Hace nueve años me salvaron la vida
La tarde era radiante. El invierno había sido largo, gélido y triste, pero por fin, hacía buen tiempo. El sol y el calor invitaban a salir, y yo me moría de ganas de huir por un rato de mi casa, donde mi madre llevaba varios días insoportablemente afligida. Tenía motivos: había perdido a un buen amigo a bordo de uno de los trenes de Cercanías arrasados por diez mochilas bomba dos semanas antes. Iba a bajarse en Atocha, pero su viaje terminó quinientos metros antes, a la altura de la calle Téllez. Estaba tan cerca de una de las mochilas que tardaron cuatro días en identificar lo poco que quedó de él.
Necesitaba animarme. Llamé a Moncho, y luego al Mono, amigos del barrio. Éramos tres chicos de catorce años con una tarde de sábado solo para nosotros. Alguien propuso ir a Parquesur, el centro comercial. Leganés, la ciudad dormitorio al sur de Madrid donde vivíamos, no era precisamente Las Vegas en cuanto a oferta de ocio, así que la idea no nos pareció del todo mala. Comprobé mi cartera: me quedaba lo suficiente de mi paga semanal para echar un par de partidas en la bolera, o para que Moncho me humillara cuatro o cinco veces en uno de los flamantes futbolines de los recreativos New Park. Genial, pensé.
Estábamos a punto de llegar a Parquesur cuando una docena de furgones azules y con la bandera rojigualda en los costados irrumpieron a toda velocidad por un extremo de la calle. Sobre nuestras cabezas tronaba un helicóptero, tan cerca que podía leerse nítidamente la palabra “Policía” rotulada en el piso y en los costados. «Parece el jodido Counter Strike», dijo el Mono.
Los bolos y el futbolín tendrían que esperar: algo así no se veía todos los días. Los furgones desaparecieron uno tras otro en pocos segundos, tragados por un pequeño túnel que salvaba las vías del tren, pero si mirábamos al norte aún podíamos ver el helicóptero sobrevolando algo en círculos a menos de un kilómetro. Pronto se le unió otro. Empezamos a fantasear sobre lo que estaría pasando: «Seguro que están practicando». «Te apuesto algo a que tiene que ver con los atentados».
Comenzó a anochecer. Los helicópteros seguían en el aire, pero se hacía tarde. «Tengo que irme», dije. Pensaba en mi madre. Los demás me acompañaron al metro, a la recién inaugurada Línea 12, todavía haciendo cábalas sobre lo que estaría sucediendo. Seguimos discutiendo durante el breve trayecto.
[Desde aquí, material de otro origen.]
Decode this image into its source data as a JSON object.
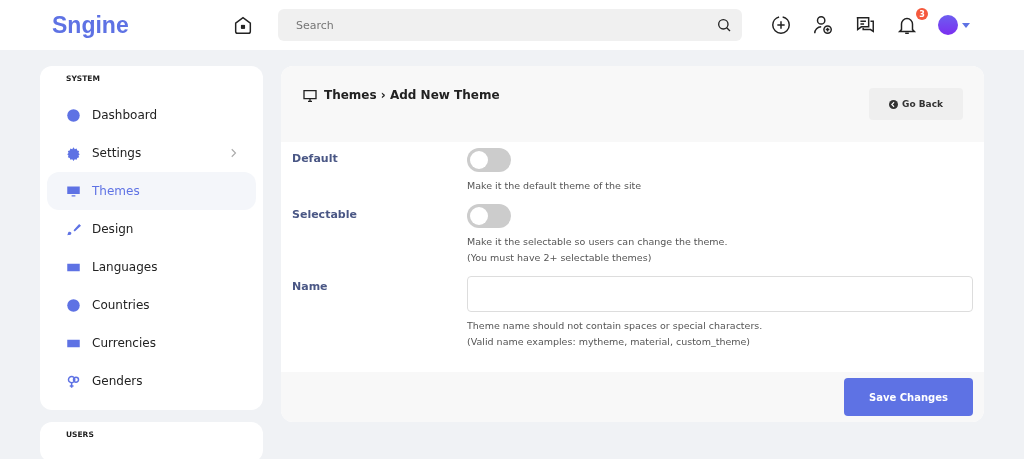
{
  "header": {
    "logo": "Sngine",
    "search": {
      "placeholder": "Search"
    },
    "notifications_badge": "3"
  },
  "sidebar": [
    {
      "title": "SYSTEM",
      "items": [
        {
          "label": "Dashboard",
          "selected": false,
          "has_submenu": false
        },
        {
          "label": "Settings",
          "selected": false,
          "has_submenu": true
        },
        {
          "label": "Themes",
          "selected": true,
          "has_submenu": false
        },
        {
          "label": "Design",
          "selected": false,
          "has_submenu": false
        },
        {
          "label": "Languages",
          "selected": false,
          "has_submenu": false
        },
        {
          "label": "Countries",
          "selected": false,
          "has_submenu": false
        },
        {
          "label": "Currencies",
          "selected": false,
          "has_submenu": false
        },
        {
          "label": "Genders",
          "selected": false,
          "has_submenu": false
        }
      ]
    },
    {
      "title": "USERS"
    }
  ],
  "panel": {
    "title": "Themes › Add New Theme",
    "back_button": "Go Back",
    "fields": [
      {
        "kind": "toggle",
        "label": "Default",
        "on": false,
        "help": [
          "Make it the default theme of the site"
        ]
      },
      {
        "kind": "toggle",
        "label": "Selectable",
        "on": false,
        "help": [
          "Make it the selectable so users can change the theme.",
          "(You must have 2+ selectable themes)"
        ]
      },
      {
        "kind": "text",
        "label": "Name",
        "help": [
          "Theme name should not contain spaces or special characters.",
          "(Valid name examples: mytheme, material, custom_theme)"
        ]
      }
    ],
    "save_button": "Save Changes"
  }
}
A nuestro alrededor, plástico brillante y caras largas: en los vagones impolutos la gente se miraba desconfiada. Pasarían meses, quizás años, antes de que volvieran a sentirse seguros en el transporte público.
Cuando llegué a mi casa, mi madre estaba de pie frente al televisor. Era la misma postura en la que se había pasado la tarde y la noche del 11 de marzo, devorando las imágenes de personas y vagones reventados. «Joder. Otra vez no», pensé. Corrió hacia mí y me abrazó: «¿Te has enterado? Ha habido otro atentado aquí, en Leganés». Le contesté que no había oído nada, aunque por lo que veía en la televisión había sido muy cerca del parque donde había pasado la tarde. «Debió de explotar cuando ya estaba en el metro».
Me senté con mi padre y con ella. Todas las cadenas escupían las mismas imágenes: una nube de polvo, un bloque de edificios arrasado, gente corriendo y policías con ametralladoras. Mi padre, policía nacional, no perdía de vista el teléfono. «Ha muerto uno de los GEO que cercaban el piso», explicaba la locutora con voz nerviosa. Nos miramos consternados. Ninguno de los tres dijo nada.
Días más tarde, a la vuelta del instituto, puse las noticias. «Los suicidas planeaban huir a un centro comercial cercano con chalecos explosivos y volarlo cuando se acercara la Policía», decía la presentadora. Esta vez, el tono era neutro, pausado. «La rápida actuación de las fuerzas de seguridad y, en especial, del fallecido subinspector Francisco Javier Torronteras, impidió a los terroristas salir de su piso de Leganés para cometer un nuevo atentado que a buen seguro habría ocasionado cientos de víctimas». Apagué el televisor.